増発しないのになぜ? 今どき珍しい地方私鉄で複線化 「要らない」とまで言われた鉄道の復活劇
高松琴平電気鉄道(ことでん)で複線化工事が進んでいます。2000年代以降の地方私鉄では珍しいこの取り組みですが、経営破綻を乗り越え利用者数を回復させた背景には、様々な計画の変遷がありました。
増発しないけど複線にするワケ
琴電は地方私鉄有数の利用者を誇りますが、地方の不況、人口減少、モータリゼーションの影響で減少傾向にありました。1987(昭和62)年に1916万人だった年間輸送人員は、経営破綻前の1997(平成9)年度に約1695万人、2001(平成13)年度は約1388万人へと急激に減少しています。
民事再生法に基づく再生計画は2006(平成18)年に完了し、輸送人員も2005(平成17)年度を底に微増傾向に転じていましたが、経営再建には利用者のさらなる増加が必須です。ここで登場するのが、2010(平成22)年11月に策定された高松市総合都市交通計画です。
計画の一つが「鉄道新駅の設置」です。琴電は地方鉄道としては駅間が長いのが特徴です。三条~太田間は2.3km、太田~仏生山間が1.8km、仏生山~一宮間は2kmあり、都市化する沿線の需要を十分に拾えていませんでした。2006年に仏生山~一宮間に新設された空港通り駅の利用が好調だったことから、前記2区間にも駅設置が検討されます。

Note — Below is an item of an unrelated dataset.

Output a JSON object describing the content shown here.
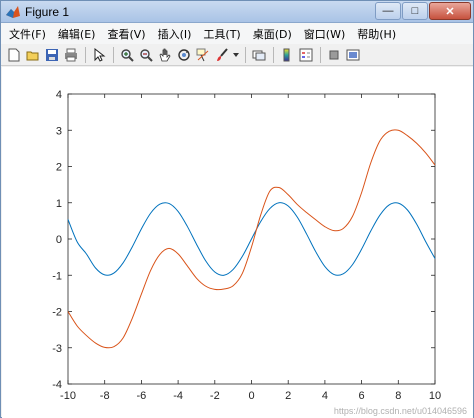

一般に複線化は線路容量の増加、つまり増発のために行われますが、琴電の場合、複線区間が高松築港~栗林公園間2.9kmのみだった頃から地方私鉄としては多い15分間隔運転を行っていました。単線区間に2駅を新設しても運行は可能であり、これ以上の増発も必要ありませんでした。
しかし新設駅を交換駅にしたとしてもダイヤの都合上、停車時間が20%近く長くなり、速達性が低下します。その結果、ピーク時に運用を1編成増やす必要があり、予備車両が1編成に減少することから、運行の安定性が低下。また駆け込み乗車などで発車が遅れれば、ダイヤ乱れが全線に波及してしまいます。以上のことから、栗林公園~仏生山間の複線化と新駅設置を一体的に進めることになりました。